Griots têm o dom da oralidade e a responsabilidade de eternizar a história do território
Maré de Notícias #100
Jéssica Pires
A história da Maré é de luta, já sabemos. E da importância dessas histórias serem contadas, dos nossos ancestrais para nós “contemporâneos”, nascem as “griots” da Maré – moradoras que acumulam a história do território, juntamente com a história de suas vidas. Griots são pessoas que tinham o compromisso de preservar e transmitir histórias, fatos históricos e os conhecimentos ao seu povo. Elas e eles ensinavam a arte, o conhecimento de plantas, tradições, histórias e davam conselhos aos jovens príncipes na África. A Maré também tem griots, e a Nova Holanda é o lugar de duas delas: Durvalina e Aidê, que carregam a oralidade – esse dom que traz embutido a responsabilidade de compartilhar a memória do nosso território.
Durvalina Pacheco de Souza tem 88 anos e chegou à Maré em 1979. Ela saiu de Teófilo Otoni em direção a Belo Horizonte, com os filhos e, depois de 10 anos, veio para o Rio de Janeiro. Ao chegar, foi para a casa de uma das filhas que já morava aqui na Maré, na Nova Holanda. Nessa época, segundo a griot, “a Maré não tinha nada, a não ser Deus”. A água era garantida pelo esforço hercúleo das mulheres. Elas a traziam da Avenida Brasil em tambores chamados “rola”. Os “rolas” eram empurrados pela força da cintura das mulheres. Durvalina tomava emprestado com vizinhos um desses tambores, que deveria ser devolvido cheio, em troca do favor.
As memórias de Durvalina são compartilhadas com quem estiver disposto a ouvir. Ela diz que a sua vida é contar histórias. Enquanto tiver saúde, vai seguir compartilhando suas memórias.
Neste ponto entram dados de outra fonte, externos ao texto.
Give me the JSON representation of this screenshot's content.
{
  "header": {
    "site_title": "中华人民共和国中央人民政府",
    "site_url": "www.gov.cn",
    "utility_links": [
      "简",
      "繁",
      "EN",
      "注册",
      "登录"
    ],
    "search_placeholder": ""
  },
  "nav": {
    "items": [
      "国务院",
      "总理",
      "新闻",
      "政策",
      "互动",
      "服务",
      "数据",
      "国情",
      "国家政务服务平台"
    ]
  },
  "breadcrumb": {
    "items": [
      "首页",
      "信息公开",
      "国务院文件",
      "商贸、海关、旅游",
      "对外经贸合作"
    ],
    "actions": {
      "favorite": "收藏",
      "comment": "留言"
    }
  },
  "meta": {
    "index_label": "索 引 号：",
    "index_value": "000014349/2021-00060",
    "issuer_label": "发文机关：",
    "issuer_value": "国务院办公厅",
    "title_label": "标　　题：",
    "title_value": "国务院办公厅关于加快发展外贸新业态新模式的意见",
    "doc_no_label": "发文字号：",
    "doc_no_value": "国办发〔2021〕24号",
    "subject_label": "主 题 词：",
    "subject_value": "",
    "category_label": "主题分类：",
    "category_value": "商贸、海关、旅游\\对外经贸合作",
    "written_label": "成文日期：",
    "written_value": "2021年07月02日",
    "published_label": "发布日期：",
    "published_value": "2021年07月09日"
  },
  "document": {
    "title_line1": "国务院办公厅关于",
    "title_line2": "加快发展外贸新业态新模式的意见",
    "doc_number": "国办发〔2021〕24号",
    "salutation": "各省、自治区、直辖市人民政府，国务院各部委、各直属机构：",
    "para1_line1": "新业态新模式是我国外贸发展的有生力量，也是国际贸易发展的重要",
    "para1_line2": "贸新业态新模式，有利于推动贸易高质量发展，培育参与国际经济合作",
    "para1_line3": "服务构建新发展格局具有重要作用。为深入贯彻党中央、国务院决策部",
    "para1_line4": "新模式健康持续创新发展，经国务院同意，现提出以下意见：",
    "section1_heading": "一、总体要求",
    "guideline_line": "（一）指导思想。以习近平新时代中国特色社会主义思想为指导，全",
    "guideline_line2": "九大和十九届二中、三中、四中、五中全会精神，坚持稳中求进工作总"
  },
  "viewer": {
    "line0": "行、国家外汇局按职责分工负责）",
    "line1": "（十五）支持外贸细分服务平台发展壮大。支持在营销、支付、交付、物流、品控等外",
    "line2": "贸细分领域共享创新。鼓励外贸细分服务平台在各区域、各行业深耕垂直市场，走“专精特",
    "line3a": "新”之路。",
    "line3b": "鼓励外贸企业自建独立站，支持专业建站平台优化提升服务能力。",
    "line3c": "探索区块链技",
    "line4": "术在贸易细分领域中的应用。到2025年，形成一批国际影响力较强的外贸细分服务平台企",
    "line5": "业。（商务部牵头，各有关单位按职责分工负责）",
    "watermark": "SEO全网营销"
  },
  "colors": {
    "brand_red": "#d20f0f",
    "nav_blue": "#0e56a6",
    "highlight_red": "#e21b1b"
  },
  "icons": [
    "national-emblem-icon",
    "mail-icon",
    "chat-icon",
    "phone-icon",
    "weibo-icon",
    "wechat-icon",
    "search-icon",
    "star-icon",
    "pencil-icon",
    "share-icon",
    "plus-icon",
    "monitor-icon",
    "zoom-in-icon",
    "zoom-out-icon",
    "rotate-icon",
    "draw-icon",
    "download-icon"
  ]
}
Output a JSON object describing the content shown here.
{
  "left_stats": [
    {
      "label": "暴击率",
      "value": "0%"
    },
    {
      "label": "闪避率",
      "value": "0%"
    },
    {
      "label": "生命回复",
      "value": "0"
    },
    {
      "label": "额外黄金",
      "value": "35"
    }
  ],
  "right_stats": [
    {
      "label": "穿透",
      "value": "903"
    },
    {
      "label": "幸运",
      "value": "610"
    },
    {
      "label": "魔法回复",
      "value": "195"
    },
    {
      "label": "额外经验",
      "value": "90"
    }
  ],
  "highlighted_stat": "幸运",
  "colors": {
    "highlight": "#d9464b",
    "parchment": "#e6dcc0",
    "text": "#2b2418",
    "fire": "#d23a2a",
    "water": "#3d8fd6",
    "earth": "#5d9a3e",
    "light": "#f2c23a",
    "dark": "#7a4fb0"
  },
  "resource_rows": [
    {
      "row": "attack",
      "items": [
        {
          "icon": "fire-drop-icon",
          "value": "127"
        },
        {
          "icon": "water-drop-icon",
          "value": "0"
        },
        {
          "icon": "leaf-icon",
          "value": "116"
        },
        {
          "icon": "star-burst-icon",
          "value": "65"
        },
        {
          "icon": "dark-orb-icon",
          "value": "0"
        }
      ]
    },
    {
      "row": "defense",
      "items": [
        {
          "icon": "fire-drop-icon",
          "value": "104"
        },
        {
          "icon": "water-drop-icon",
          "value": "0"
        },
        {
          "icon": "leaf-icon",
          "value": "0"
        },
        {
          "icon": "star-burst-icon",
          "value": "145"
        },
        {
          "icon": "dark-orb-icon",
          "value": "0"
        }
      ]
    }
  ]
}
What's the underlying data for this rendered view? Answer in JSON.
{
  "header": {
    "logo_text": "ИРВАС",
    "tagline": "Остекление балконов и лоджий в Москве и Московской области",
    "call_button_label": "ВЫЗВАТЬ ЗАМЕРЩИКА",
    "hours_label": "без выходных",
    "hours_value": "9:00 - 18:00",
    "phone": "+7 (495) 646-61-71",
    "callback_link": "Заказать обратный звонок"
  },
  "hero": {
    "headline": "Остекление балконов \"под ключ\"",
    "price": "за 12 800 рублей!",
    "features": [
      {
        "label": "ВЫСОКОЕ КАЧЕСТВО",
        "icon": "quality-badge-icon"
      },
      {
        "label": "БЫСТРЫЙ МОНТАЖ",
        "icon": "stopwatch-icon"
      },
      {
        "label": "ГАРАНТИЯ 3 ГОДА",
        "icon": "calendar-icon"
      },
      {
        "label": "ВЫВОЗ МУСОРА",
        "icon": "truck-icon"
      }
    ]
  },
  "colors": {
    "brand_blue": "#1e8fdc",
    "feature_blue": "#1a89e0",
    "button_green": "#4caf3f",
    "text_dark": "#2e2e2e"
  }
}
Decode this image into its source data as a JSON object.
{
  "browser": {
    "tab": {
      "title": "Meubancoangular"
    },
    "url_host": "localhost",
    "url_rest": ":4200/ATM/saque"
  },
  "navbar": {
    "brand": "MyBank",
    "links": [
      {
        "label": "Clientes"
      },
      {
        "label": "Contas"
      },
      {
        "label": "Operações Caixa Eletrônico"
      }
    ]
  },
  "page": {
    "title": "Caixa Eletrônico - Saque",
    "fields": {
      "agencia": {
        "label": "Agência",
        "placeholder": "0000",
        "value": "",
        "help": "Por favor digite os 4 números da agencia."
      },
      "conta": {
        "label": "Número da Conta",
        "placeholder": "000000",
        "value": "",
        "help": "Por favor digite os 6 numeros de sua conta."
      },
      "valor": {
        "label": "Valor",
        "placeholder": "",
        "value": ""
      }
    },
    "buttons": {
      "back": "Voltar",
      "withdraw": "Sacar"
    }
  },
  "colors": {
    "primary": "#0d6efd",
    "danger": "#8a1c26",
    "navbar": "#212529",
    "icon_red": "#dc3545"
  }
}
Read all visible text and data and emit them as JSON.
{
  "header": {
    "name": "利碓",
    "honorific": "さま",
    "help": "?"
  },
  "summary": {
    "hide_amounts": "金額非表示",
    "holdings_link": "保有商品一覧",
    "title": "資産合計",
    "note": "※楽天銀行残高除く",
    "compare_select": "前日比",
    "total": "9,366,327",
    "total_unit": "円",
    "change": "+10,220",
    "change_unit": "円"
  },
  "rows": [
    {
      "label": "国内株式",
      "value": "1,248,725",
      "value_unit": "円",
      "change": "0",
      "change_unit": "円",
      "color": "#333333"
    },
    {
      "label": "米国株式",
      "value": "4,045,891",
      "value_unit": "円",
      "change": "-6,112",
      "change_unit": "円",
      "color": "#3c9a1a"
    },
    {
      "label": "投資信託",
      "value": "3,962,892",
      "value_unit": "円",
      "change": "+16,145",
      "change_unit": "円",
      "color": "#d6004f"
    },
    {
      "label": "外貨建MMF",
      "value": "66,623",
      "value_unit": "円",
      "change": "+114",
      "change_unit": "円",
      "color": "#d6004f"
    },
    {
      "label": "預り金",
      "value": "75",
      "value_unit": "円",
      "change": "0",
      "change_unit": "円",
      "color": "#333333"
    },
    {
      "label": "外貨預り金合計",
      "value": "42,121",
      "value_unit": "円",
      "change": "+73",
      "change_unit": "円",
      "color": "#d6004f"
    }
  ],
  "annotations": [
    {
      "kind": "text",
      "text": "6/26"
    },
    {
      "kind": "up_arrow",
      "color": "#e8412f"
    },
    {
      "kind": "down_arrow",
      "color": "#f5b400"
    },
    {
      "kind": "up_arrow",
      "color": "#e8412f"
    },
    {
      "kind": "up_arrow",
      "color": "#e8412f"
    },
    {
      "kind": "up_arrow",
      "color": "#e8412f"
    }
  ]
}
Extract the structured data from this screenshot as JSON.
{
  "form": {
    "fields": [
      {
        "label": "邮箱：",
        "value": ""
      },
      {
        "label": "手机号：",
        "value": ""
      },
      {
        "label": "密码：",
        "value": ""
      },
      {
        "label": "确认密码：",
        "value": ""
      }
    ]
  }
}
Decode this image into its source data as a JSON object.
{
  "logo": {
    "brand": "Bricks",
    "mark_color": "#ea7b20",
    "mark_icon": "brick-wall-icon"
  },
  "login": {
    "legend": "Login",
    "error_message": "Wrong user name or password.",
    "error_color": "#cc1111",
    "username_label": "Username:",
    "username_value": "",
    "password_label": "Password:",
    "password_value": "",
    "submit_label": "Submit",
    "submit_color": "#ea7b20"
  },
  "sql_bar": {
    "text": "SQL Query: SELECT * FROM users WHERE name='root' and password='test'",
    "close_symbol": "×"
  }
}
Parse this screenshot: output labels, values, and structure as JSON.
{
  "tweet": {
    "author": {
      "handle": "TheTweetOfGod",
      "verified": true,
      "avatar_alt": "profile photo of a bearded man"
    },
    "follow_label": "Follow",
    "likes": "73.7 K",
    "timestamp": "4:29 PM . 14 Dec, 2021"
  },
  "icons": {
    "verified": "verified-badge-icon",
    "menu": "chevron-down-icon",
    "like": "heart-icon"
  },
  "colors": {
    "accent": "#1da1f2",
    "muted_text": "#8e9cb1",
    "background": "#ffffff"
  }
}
Ela as conta, por onde circula, para crianças, jovens, artistas e quem estiver disposto a fazer essa troca, de preferência acompanhada de um cafezinho. Mas, sem dúvidas, sua grande família é privilegiada. Só na Maré são 16 netos, 32 bisnetos e 36 tataranetos. Família negra da qual se orgulha. Um ponto, inclusive, observado por ela é que a Nova Holanda é ocupada por uma grande população negra, que se misturou com os migrantes africanos.
Durvalina e Aidê se conheceram quando Durvalina chegou à Maré. Aidê, que na verdade se chama Maria Augusta da Conceição, com 87 anos, conheceu e conta sobre uma Maré ainda mais precária e com menos estrutura. Ela chegou ao Rio de Janeiro, de Minas Gerais, com os pais, aos 12 anos de idade e o apelido “Aidê”, que ganhou assim que chegou, tornando-se praticamente seu nome oficial. O primeiro destino da família foi o Morro do Querosene, no Rio Comprido. Muitas famílias de lá foram removidas para a região da Nova Holanda na época. A favela foi aterrada, planejada e construída pelo poder público no início da década de 1960 e as famílias que ocuparam a região vinham de remoções da cidade.
Aidê acompanhou as maiores transformações da Maré. A Maré que via, quando chegou, era “água pura”, “lama”. Quando chovia, as ruas ficavam cheias de água e tomadas por insetos. “Tinha muito mosquito, barata, mosca”, conta a griot. Mas foi aqui que ela construiu a família com quatro filhos (três homens e uma mulher), de que, hoje, assim como a sua companheira de histórias, se orgulha.
A Nova Holanda e a Maré são lugares de encontros. Encontros de crenças, de trajetórias, de culturas, de partidas e de destinos. Valorizemos essas memórias que dão sentido e favorecem a nossa luta, tanto a diária, quanto por direitos coletivos e maiores.
Você sabia?
*Nova Holanda tem 4.601 domicílios e 13.799 habitantes (Censo Maré 2013).
*Sua ocupação é diferente das demais realizadas na mesma época: a Nova Maré foi planejada e construída pelo poder público na década de 1960, sob o governo de Carlos Lacerda, para abrigar moradores de morros demolidos para a ampliação da cidade.
* O grande porte do aterramento feito influenciou a escolha do nome do empreendimento: Nova Holanda – uma referência ao país europeu, localizado, em grande parte, abaixo do nível do mar.